NO rust....ANYWHERE. body is clean. paint WAS maaco, till i spent the better part of two days bringing it back to life (pics dont do WHITE justice...its a night and day difference). interior is clean, just needs all the painted shit to be replaced (my b13 will be the parts car for this....if i can find all the pieces)

the engine is shot, and the car had been sitting for nearly 5 years when i picked it up for cheap. only mods ive done so far are: red side marker lenses all around (yes, im such a ricer) and put prothane inserts on order lol.

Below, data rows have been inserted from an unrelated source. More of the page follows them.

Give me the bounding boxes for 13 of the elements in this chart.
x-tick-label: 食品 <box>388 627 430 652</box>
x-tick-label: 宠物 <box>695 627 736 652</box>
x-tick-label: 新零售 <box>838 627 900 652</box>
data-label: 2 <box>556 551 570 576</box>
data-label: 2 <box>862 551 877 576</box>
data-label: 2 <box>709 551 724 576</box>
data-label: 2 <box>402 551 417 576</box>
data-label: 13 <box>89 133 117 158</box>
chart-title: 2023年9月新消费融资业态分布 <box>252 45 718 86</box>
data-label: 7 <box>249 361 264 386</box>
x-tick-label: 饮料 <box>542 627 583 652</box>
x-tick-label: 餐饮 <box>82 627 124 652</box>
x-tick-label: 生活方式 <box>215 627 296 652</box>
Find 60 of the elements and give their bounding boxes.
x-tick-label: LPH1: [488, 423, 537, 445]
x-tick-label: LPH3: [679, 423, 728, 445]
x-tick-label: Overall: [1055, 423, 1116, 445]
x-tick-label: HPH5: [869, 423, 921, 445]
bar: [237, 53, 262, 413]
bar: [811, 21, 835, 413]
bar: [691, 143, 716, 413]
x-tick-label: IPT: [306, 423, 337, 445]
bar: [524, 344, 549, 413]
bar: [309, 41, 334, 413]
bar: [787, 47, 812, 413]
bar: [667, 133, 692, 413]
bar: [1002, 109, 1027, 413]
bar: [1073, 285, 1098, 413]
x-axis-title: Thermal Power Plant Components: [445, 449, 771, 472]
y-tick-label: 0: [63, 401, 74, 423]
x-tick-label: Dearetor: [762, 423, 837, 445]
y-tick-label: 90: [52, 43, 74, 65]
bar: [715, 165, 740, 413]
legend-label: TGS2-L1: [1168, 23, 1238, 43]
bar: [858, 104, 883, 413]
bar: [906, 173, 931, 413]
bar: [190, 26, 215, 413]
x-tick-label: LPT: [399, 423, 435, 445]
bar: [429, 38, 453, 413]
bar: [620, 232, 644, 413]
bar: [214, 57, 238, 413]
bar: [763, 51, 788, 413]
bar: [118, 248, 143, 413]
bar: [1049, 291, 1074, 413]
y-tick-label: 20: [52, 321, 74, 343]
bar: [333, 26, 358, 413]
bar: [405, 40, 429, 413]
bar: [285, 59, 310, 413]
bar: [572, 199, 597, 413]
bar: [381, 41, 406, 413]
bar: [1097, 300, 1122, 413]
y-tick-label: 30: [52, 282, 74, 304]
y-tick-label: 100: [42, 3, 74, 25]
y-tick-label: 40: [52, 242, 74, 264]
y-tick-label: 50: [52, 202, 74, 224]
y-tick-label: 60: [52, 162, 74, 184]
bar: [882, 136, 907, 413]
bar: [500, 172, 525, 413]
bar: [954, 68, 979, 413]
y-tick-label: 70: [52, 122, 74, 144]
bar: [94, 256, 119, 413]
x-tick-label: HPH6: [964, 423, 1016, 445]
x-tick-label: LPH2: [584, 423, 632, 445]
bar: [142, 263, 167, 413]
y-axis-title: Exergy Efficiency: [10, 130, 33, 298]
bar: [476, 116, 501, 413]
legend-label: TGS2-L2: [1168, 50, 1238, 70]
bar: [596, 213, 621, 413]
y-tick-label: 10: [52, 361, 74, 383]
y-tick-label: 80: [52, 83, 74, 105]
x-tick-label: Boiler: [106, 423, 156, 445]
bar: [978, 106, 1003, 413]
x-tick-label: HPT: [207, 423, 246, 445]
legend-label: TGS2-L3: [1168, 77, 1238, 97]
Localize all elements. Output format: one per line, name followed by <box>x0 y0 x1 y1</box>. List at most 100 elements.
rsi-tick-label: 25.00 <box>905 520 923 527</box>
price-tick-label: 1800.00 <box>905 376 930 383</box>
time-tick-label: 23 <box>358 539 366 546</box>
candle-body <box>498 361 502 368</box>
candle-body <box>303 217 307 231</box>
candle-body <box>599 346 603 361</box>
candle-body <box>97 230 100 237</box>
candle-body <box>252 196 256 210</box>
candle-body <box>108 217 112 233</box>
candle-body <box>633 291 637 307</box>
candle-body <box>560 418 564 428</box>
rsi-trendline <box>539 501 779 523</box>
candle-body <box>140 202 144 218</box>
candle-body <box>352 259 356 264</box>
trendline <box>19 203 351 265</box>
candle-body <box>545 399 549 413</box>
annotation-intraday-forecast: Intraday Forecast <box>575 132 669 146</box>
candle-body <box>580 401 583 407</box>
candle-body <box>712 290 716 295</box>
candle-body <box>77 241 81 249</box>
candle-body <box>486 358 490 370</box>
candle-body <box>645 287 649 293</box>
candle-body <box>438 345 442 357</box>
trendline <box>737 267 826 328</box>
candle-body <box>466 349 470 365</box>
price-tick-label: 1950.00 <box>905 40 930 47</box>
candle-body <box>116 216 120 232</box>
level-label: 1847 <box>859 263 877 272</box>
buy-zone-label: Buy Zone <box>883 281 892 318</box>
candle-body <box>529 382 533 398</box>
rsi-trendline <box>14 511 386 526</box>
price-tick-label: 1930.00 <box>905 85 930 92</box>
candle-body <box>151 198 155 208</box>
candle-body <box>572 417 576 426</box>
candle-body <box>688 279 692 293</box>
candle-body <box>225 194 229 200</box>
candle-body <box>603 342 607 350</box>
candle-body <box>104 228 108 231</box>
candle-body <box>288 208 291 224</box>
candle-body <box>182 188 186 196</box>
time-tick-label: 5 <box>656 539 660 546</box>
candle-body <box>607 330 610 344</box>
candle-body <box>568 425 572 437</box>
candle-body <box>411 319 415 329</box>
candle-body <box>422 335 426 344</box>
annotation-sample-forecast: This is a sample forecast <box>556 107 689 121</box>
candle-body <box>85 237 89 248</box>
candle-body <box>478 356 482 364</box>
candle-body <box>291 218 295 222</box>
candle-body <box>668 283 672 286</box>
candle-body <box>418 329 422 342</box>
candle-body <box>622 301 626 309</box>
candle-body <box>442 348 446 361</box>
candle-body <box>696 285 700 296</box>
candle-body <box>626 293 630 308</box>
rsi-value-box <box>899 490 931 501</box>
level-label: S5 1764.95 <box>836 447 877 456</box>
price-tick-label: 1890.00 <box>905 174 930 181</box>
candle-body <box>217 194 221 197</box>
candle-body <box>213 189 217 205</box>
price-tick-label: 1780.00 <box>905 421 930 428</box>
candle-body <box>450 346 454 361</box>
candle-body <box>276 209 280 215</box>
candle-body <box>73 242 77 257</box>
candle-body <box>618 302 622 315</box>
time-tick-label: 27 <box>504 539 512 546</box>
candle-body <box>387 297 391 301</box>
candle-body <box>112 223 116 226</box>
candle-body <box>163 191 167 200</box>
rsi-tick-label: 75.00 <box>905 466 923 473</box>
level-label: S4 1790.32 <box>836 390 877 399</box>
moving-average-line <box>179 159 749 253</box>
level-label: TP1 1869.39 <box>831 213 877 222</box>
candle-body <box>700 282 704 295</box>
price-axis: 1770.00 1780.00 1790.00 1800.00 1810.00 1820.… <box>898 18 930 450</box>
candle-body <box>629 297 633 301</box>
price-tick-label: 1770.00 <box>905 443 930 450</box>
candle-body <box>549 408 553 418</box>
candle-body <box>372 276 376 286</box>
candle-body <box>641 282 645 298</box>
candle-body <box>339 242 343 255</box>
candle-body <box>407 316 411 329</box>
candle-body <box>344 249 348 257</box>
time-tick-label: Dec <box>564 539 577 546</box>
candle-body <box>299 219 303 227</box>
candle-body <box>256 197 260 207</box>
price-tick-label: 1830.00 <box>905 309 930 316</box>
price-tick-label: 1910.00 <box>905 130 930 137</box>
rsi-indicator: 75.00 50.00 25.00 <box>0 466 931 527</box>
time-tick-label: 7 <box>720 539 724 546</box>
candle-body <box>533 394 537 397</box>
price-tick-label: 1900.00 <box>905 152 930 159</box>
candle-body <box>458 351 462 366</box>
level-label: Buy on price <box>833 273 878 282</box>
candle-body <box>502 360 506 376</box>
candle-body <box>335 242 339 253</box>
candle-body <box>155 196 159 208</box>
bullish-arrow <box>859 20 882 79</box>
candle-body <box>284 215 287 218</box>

...day one. sitting next to the b13








...OMGttops?!?!! ya rly!








...engine shot:day one. this is the only part of the car where youll see a big difference








...my red marker mod ) the b13 now has amber all around








...as of tonight. the paint looks and feels wet as water, i put a towel on the hood and it slid right on the floor...compared to the sandpaper feel on day one








....*HOW-TO: engine swap:* disconnect everything and make the engine bay look like a mess. DONE!








...interior....needs a little work and cleaning. other wise in fairly good shape.


plans for the car are: restore it to its former beauty. a little (drop and STBs at most) suspension work. and maybe a little VE madness in the far far FAR future. b14 wheels are already on it


----------